You use the Fastload process on empty tables, such as loading staging tables and in initial loads where the
tables are empty.
When the Fastload process starts loading, it locks the target table, which means that processes (for
example, lookups) cannot access that table. One solution to this problem is to specify dummy SQL for the
look up overrides at the session level.
TIP: If a session fails during a Fastlload process, use SQL Assistant to run a simple SQL command (for
example, count(*)), to determine whether the table is locked by a Fastload process.
If a table is locked (for example, (for W_ORG_DS), use the following script to release the lock:
LOGON SDCNCR1/Siebel_qa1,sqa1;
BEGIN LOADING Siebel_qa1.W_ORG_DS
ERRORFILES Siebel_qa1.ET_W_ORG_DS,siebel_qa1.UV_W_ORG_DS;
END LOADING;
If you save the above text in a file called test.ctl, you would run this process by entering the following
command at a command prompt:
C:\fastload\test.ctl
TIP: To create a load script for a table, edit the test.ctl script above to change the login information, and
replace all occurrences of W_ORG_DS with the required target table name.
After a load process script runs successfully, you should be able to run the command 'select count(*)' on the
target table. If you are not able release the lock, you might need to drop and re-create the table to remove
the lock. If you do so, you must re-create the statistics.
TIP: Fastload is typically used in piped mode to load staging tables and initial loads. In the event of
errors, reload the entire data.
Mload

The Mload process is slower than Fastload but quicker than Tpump. The Mload process can work on both
empty tables as well as on tables with data. In the event of errors when running in piped mode, you cannot
recover the data.
Tpump

The Tpump process is slower than Mload but faster than ODBC. The Tpump process does row commits,
which enables you to recover processed operations, even if you use piping mode. In other words, if you re-
start the process, Tpump starts loading data from the last committed data.
Tpump can be used in the following modes:
Tpump_Insert : Use to do inserts.
Tpump_Update : Use to do updates (this mode requires you to define the primary key in the Informatica
target table definition).
Tpump_Upsert : Use to do update otherwise insert (this mode requires you to define the primary key in
the Informatica target table definition).
Tpump_Delete: Use to do deletes (this mode requires you to define the primary key in the Informatica
target table definition).
Informatica uses the the actual target table name to generate the error table and log tables to be used as
part of its control file generation.
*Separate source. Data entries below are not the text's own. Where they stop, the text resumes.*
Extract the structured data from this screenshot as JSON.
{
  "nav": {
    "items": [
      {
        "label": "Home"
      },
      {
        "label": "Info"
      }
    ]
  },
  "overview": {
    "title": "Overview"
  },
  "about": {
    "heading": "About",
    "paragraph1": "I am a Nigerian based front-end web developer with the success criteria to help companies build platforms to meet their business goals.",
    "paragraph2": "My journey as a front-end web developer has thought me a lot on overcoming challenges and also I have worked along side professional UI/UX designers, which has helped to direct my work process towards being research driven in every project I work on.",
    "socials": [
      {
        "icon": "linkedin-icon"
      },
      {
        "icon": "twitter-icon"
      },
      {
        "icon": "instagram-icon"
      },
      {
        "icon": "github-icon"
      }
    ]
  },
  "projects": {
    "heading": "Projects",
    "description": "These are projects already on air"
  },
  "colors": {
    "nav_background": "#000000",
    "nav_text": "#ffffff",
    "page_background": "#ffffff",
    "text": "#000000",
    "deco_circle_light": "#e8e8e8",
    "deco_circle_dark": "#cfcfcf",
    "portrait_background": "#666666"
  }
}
If you have two instances of Tpump loading into same target table at the
same time, you need to modify the session to use a different error table and log table name.
The Tpump load process in piped mode is useful for incremental loads, and where the table is not empty.
In the event of errors, restart the process and it starts re-loading from the last committed data.
Refer to Informatica documentation for information about configuring a session to use Teradata loaders.

What is Check In and Check Out in Informatica?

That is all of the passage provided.